Я был распределен в ЦАГИ. В кабинете, где мне выделили место, сидели 5 человек. В дальнем углу стоял стол моего научного руководителя — начальника отдела (ему было тогда около 40). По бокам от него располагались две женщины непонятного возраста, думаю — между 35 и 45 годами. В их задачу входило собирать в папки какие-то бумаги, которые давал им начальник, а также на основе данных, которые мы периодически получали при экспериментах в аэродинамической трубе, чертить некие графики. Однако эксперименты тогда уже были редкими — и потому реальной работы у женщин не было. Постепенно я начал понимать, что одна из основных задач мужской части нашего отдела заключалась в том, чтобы дать какое-то реальное занятие этим двум сотрудницам.
Впрочем, главное дело у них было — они заваривали чай. Это была отдельная и очень важная процедура: освободить стол или хотя бы угол стола от бумаг и чертежей, поставить на свободное место деревянную доску, водрузить на нее чайник, предварительно наполнив его водой, погрузить в воду кипятильник и закрыть чайник крышкой… Открыть крышку, когда закипит, вынуть кипятильник, опять закрыть крышку… На отдельную доску поставить фарфоровый чайничек, насыпать туда чай из пачки с индийским слоном, налить кипяток, закрыть крышку, накрыть чайничек полотенцем — и через 5 минут предложить всем чайную паузу. Это священнодействие совершалось два раз в день, утром и ближе к вечеру (не считая обеденного перерыва).
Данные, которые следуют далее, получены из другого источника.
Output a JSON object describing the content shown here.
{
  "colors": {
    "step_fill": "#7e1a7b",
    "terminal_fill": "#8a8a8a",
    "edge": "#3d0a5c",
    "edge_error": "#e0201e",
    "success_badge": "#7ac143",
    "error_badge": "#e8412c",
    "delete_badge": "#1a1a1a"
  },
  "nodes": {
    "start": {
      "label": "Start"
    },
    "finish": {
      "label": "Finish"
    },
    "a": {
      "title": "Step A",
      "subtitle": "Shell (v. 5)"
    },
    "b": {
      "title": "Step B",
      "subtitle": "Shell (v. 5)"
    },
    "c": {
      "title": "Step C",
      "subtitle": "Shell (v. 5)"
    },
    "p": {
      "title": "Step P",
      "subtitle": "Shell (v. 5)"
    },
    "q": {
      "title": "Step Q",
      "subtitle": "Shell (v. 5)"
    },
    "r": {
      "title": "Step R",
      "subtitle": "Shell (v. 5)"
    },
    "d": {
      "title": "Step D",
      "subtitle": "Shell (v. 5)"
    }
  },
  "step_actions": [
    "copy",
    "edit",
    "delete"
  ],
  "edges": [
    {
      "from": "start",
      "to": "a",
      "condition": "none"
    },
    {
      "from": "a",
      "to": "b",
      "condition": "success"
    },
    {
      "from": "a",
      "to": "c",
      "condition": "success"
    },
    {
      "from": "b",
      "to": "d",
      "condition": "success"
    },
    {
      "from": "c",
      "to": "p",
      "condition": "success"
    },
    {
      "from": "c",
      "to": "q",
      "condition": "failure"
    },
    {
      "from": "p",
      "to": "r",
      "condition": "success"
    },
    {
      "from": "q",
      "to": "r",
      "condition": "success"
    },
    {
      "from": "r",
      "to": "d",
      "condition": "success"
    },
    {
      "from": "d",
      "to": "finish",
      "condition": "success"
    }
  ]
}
Кроме двух сотрудниц, начальника отдела и меня, студента-выпускника, в углу обитал заместитель начальника отдела, молодой кандидат наук. Ему было 32.
Я просидел в том кабинете около года. Это были последние 6 месяцев выпускного 6-го курса института (я готовил дипломную работу по аэродинамике вихревых потоков у носовой части истребителя на больших углах атаки) и первые 6 месяцев аспирантуры (предполагалось, что в это время я начну заниматься своей кандидатской…)
Но я почти сразу же заметил, что дела в ЦАГИ тухлые. Реальной научной работы уже почти не вели. Больших задач не ставили. Все пытались придумать себе какое-нибудь занятие, какую-то задачу, но все это было очень отвлеченно. Без прорывов. В основном все отделы (и мы в том числе) были озабочены тем, как бы «компьютеризироваться». Сначала должен был получить компьютер начальник отдела, за ним — все остальные. Затем появились «мышки» — и все стали их себе выбивать. Потом бы организован большой общий компьютерный зал, и я уходил туда и пропадал там днями и ночами, готовя дипломную работу. В наш кабинет возвращаться не хотелось: там была скука и какая-то полная бесперспективность. Начальнику отдела — 40, заместителю — 32, мне — 25… Я что — 7 лет тут так и буду сидеть, ожидая должности зама? И 15 лет — кресла начальника отдела? И это все между этими… чайными паузами?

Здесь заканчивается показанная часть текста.